I have no idea how long we remained in the universe of the Creator before Scott announced that the machine was ready except for a few tests. Time had the illusive quality in this strange place of slithering along without noticeably passing. Although I did not think of it at the time, I cannot recollect now that the Creator employed any means of measuring time. Perhaps time, so far as he was concerned, had become an unnecessary equation. Perhaps he was eternal and time held no significance for him in his eternity.
The elephant-men and the walking-stick-man had already completed their machines, but they had not left. They seemed to be waiting for us. Was it a gesture of respect? We did not know at the time. We never learned.
While Scott made the final tests of our machine I walked into the laboratory. The Creator was at work at his accustomed place. Since our arrival he had paid little attention to us. Now that we were about to leave he made no expression of regret, no sign of farewell.

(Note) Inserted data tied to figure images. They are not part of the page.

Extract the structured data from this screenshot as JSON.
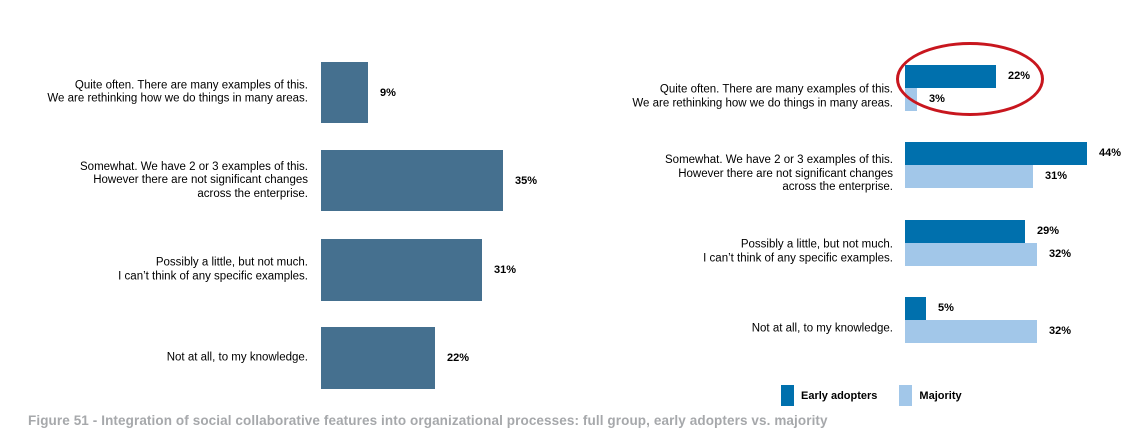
{
  "caption": "Figure 51 - Integration of social collaborative features into organizational processes: full group, early adopters vs. majority",
  "legend": {
    "items": [
      {
        "label": "Early adopters",
        "color": "#0070AD"
      },
      {
        "label": "Majority",
        "color": "#A2C7E9"
      }
    ]
  },
  "annotation": {
    "type": "ellipse-highlight",
    "color": "#C8161E",
    "highlights": "Quite often: Early adopters 22% vs Majority 3%"
  },
  "chart_data": [
    {
      "type": "bar",
      "name": "full-group",
      "orientation": "horizontal",
      "unit": "percent",
      "bar_color": "#45708F",
      "axis": "hidden",
      "categories": [
        "Quite often. There are many examples of this.\nWe are rethinking how we do things in many areas.",
        "Somewhat. We have 2 or 3 examples of this.\nHowever there are not significant changes\nacross the enterprise.",
        "Possibly a little, but not much.\nI can’t think of any specific examples.",
        "Not at all, to my knowledge."
      ],
      "values": [
        9,
        35,
        31,
        22
      ],
      "labels": [
        "9%",
        "35%",
        "31%",
        "22%"
      ]
    },
    {
      "type": "bar",
      "name": "early-adopters-vs-majority",
      "orientation": "horizontal",
      "unit": "percent",
      "axis": "hidden",
      "categories": [
        "Quite often. There are many examples of this.\nWe are rethinking how we do things in many areas.",
        "Somewhat. We have 2 or 3 examples of this.\nHowever there are not significant changes\nacross the enterprise.",
        "Possibly a little, but not much.\nI can’t think of any specific examples.",
        "Not at all, to my knowledge."
      ],
      "series": [
        {
          "name": "Early adopters",
          "color": "#0070AD",
          "values": [
            22,
            44,
            29,
            5
          ],
          "labels": [
            "22%",
            "44%",
            "29%",
            "5%"
          ]
        },
        {
          "name": "Majority",
          "color": "#A2C7E9",
          "values": [
            3,
            31,
            32,
            32
          ],
          "labels": [
            "3%",
            "31%",
            "32%",
            "32%"
          ]
        }
      ]
    }
  ]
}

I approached him, wondering if I should bid him farewell. I pondered for an instant. I had grown to respect him. I wanted to say goodbye. And yet—
Then I caught the faintest of his thoughts and I stiffened. Instantly and unconsciously my mind thrust out probing fingers and grasped the predominant idea in the Creator’s mind.

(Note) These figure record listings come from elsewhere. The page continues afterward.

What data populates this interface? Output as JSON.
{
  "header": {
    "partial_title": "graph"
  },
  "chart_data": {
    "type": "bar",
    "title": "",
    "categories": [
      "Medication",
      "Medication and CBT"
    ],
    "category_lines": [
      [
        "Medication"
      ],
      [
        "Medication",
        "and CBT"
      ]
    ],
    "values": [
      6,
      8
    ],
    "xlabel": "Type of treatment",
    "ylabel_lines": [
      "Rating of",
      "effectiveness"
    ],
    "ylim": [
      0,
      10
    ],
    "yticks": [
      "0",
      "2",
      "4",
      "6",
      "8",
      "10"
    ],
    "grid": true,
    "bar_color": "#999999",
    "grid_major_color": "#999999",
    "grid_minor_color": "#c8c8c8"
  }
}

“Destroy the mass of created matter—the universe which is mine—created by me—create matter—destroy it. It is a laboratory product. Test my destructive—”
“Why, you damn murderer,” I screamed, and threw myself at him.
Light fingers flicked out at me, whipped around my body, snapped me into the air and heaved me across the laboratory. I struck on the smooth floor and skidded across it to bring up with a crash against the wall.
I shook my head to clear it and struggled to my feet. We must fight the Creator! Must save the universe! Save it from destruction by the creature who had created it!
I came to my feet with my muscles bunched, crouched in a fighting posture.
But the Creator had not moved. He stood in the same position and a rod of purple light extended between him and the queer machine of the walking-stick man. The rod of light seemed to hold him there, exactly as if it were a spear which had been thrust into him. Beside the machine stood the walking-stick-man, his hand on the lever, a mad glare in his eyes.
Scott was slapping the gangling fellow on his slender back.
“You’ve got the goods, old man,” he was shouting. “That’s one trick old frozen face didn’t find out from you.”
A thunderous tumult beat through my head. The machine of the walking-stick-man was not a transmission machine at all. It was a weapon, a terrible weapon, which could freeze the Creator into rigid lines.
Weird colors flowed through the Creator. Dead silence lay over the room. The machine of the walking-stick-man was silent, with no noise to hint of the great power it must have been developing. The purple rod did not waver. It was just a rigid rod of purple which had struck and stiffened the Creator in his tracks.